Wieder unterbrach das Videophon seine Gedanken, diesmal die externe Leitung. Automatisch schaltete er ein, dabei starrte er hinüber, in das Reservat. Ein unheimliches Stück Land, riesengroß, und undurchschaubar, drohend und faszinierend zugleich. Keiner von ihnen hatte es betreten, und wer es betrat, kam nicht wieder zurück … Auf dem Bildschirm erschien Kitty-Anne, seine Frau, die ihm der Computer nach psychologischen und genetischen Gesichtspunkten zugewiesen hatte. »Hallo Liebling, ich bin mit den Kindern im Autodrom, Patty ist wieder schrecklich unartig … Du, ich habe vergessen, die Tips der neuen Totoserie abzugeben. Könntest du es besorgen. Liebling? Aber vergiß bitte nicht …«

Kitty-Anne sah blendend aus, sie hatte die Iris türkis gefärbt, was gut zu ihrem gelben Anzug paßte. Carry sagte es ihr und atmete erleichtert auf, als der Bildschirm wieder dunkel wurde. Er versuchte sich zu konzentrieren. Es gab heute noch viel zu tun.

Einige Minuten später schreckte ihn ein Geräusch an der Tür auf. Mankowski trat ein – was ungewöhnlich war. Peinlich berührt drehte sich Carry um. Sein Assistent schwenkte ein Stück Papier und knallte es vor Carry auf den Tisch.
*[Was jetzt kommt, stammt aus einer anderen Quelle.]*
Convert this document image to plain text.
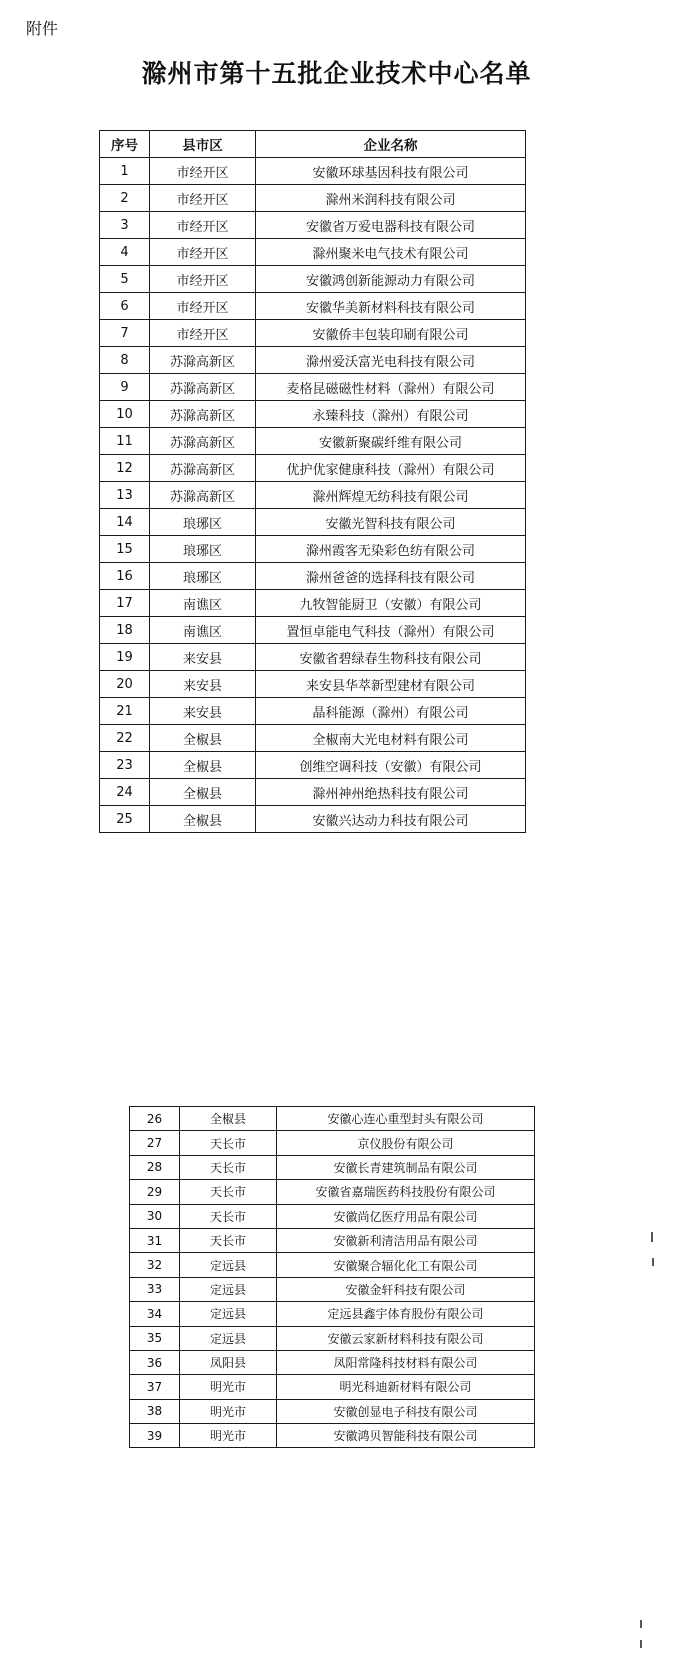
附件
滁州市第十五批企业技术中心名单
序号	县市区	企业名称
1	市经开区	安徽环球基因科技有限公司
2	市经开区	滁州米润科技有限公司
3	市经开区	安徽省万爱电器科技有限公司
4	市经开区	滁州聚米电气技术有限公司
5	市经开区	安徽鸿创新能源动力有限公司
6	市经开区	安徽华美新材料科技有限公司
7	市经开区	安徽侨丰包装印刷有限公司
8	苏滁高新区	滁州爱沃富光电科技有限公司
9	苏滁高新区	麦格昆磁磁性材料（滁州）有限公司
10	苏滁高新区	永臻科技（滁州）有限公司
11	苏滁高新区	安徽新聚碳纤维有限公司
12	苏滁高新区	优护优家健康科技（滁州）有限公司
13	苏滁高新区	滁州辉煌无纺科技有限公司
14	琅琊区	安徽光智科技有限公司
15	琅琊区	滁州霞客无染彩色纺有限公司
16	琅琊区	滁州爸爸的选择科技有限公司
17	南谯区	九牧智能厨卫（安徽）有限公司
18	南谯区	置恒卓能电气科技（滁州）有限公司
19	来安县	安徽省碧绿春生物科技有限公司
20	来安县	来安县华萃新型建材有限公司
21	来安县	晶科能源（滁州）有限公司
22	全椒县	全椒南大光电材料有限公司
23	全椒县	创维空调科技（安徽）有限公司
24	全椒县	滁州神州绝热科技有限公司
25	全椒县	安徽兴达动力科技有限公司
26	全椒县	安徽心连心重型封头有限公司
27	天长市	京仪股份有限公司
28	天长市	安徽长青建筑制品有限公司
29	天长市	安徽省嘉瑞医药科技股份有限公司
30	天长市	安徽尚亿医疗用品有限公司
31	天长市	安徽新利清洁用品有限公司
32	定远县	安徽聚合辐化化工有限公司
33	定远县	安徽金轩科技有限公司
34	定远县	定远县鑫宇体育股份有限公司
35	定远县	安徽云家新材料科技有限公司
36	凤阳县	凤阳常隆科技材料有限公司
37	明光市	明光科迪新材料有限公司
38	明光市	安徽创显电子科技有限公司
39	明光市	安徽鸿贝智能科技有限公司
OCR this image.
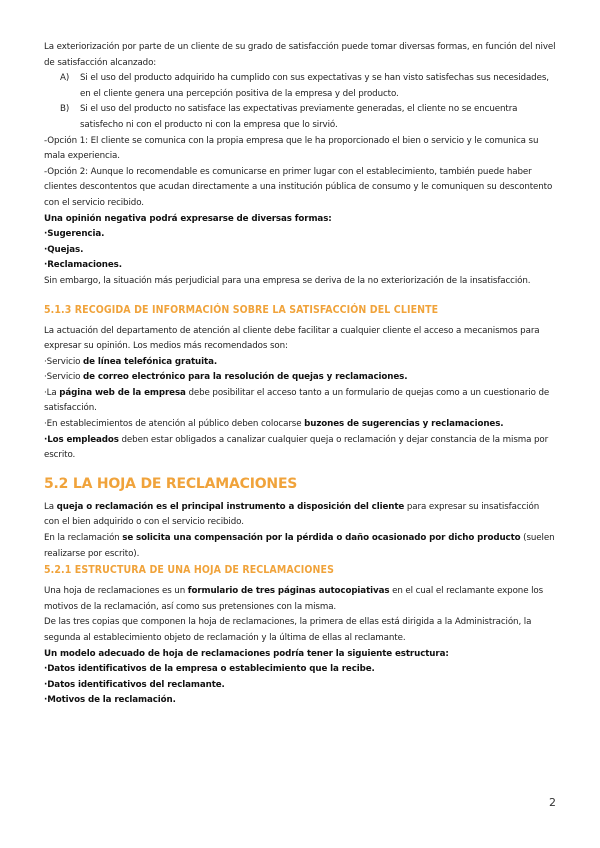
La exteriorización por parte de un cliente de su grado de satisfacción puede tomar diversas formas, en función del nivel de satisfacción alcanzado:

A)	Si el uso del producto adquirido ha cumplido con sus expectativas y se han visto satisfechas sus necesidades, en el cliente genera una percepción positiva de la empresa y del producto.
B)	Si el uso del producto no satisface las expectativas previamente generadas, el cliente no se encuentra satisfecho ni con el producto ni con la empresa que lo sirvió.

-Opción 1: El cliente se comunica con la propia empresa que le ha proporcionado el bien o servicio y le comunica su mala experiencia.

-Opción 2: Aunque lo recomendable es comunicarse en primer lugar con el establecimiento, también puede haber clientes descontentos que acudan directamente a una institución pública de consumo y le comuniquen su descontento con el servicio recibido.

Una opinión negativa podrá expresarse de diversas formas:

·Sugerencia.

·Quejas.

·Reclamaciones.

Sin embargo, la situación más perjudicial para una empresa se deriva de la no exteriorización de la insatisfacción.

5.1.3 RECOGIDA DE INFORMACIÓN SOBRE LA SATISFACCIÓN DEL CLIENTE

La actuación del departamento de atención al cliente debe facilitar a cualquier cliente el acceso a mecanismos para expresar su opinión. Los medios más recomendados son:

·Servicio de línea telefónica gratuita.

·Servicio de correo electrónico para la resolución de quejas y reclamaciones.

·La página web de la empresa debe posibilitar el acceso tanto a un formulario de quejas como a un cuestionario de satisfacción.

·En establecimientos de atención al público deben colocarse buzones de sugerencias y reclamaciones.

·Los empleados deben estar obligados a canalizar cualquier queja o reclamación y dejar constancia de la misma por escrito.

5.2 LA HOJA DE RECLAMACIONES

La queja o reclamación es el principal instrumento a disposición del cliente para expresar su insatisfacción con el bien adquirido o con el servicio recibido.

En la reclamación se solicita una compensación por la pérdida o daño ocasionado por dicho producto (suelen realizarse por escrito).

5.2.1 ESTRUCTURA DE UNA HOJA DE RECLAMACIONES

Una hoja de reclamaciones es un formulario de tres páginas autocopiativas en el cual el reclamante expone los motivos de la reclamación, así como sus pretensiones con la misma.

De las tres copias que componen la hoja de reclamaciones, la primera de ellas está dirigida a la Administración, la segunda al establecimiento objeto de reclamación y la última de ellas al reclamante.

Un modelo adecuado de hoja de reclamaciones podría tener la siguiente estructura:

·Datos identificativos de la empresa o establecimiento que la recibe.

·Datos identificativos del reclamante.

·Motivos de la reclamación.

2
»Das ist eine Infamie!« Carry blickte kurz darauf; es war eine Ablichtung von Sandras Entlassungspapieren. »Sie wissen doch genausogut wie wir alle, daß die Bedeutung der Abweichung GN 3 noch ungeklärt ist.«

Carry zog die Augenbrauen hoch. Er zwang sich zur Ruhe. »Das ist es ja eben. Wir müssen den Genpool reinhalten. Das gilt noch mehr, wenn wir nicht wissen, um welche Eigenschaft es sich handelt. Also was soll’s?«

Mankowski trat noch näher an Carry heran. »Sie sind doch sonst nicht so penibel.«

»Was wollen Sie damit sagen?«

»Wollen Sie vielleicht behaupten, Sie kennen Ihren eigenen Befund nicht?«

Carry saß einen Moment lang erstarrt, dann tastete er eine Speicheradresse ein. Unmittelbar darauf lief die Xerographierolle aus dem Schlitz, und Carry riß den Streifen entlang der Abschlußperforation hastig ab.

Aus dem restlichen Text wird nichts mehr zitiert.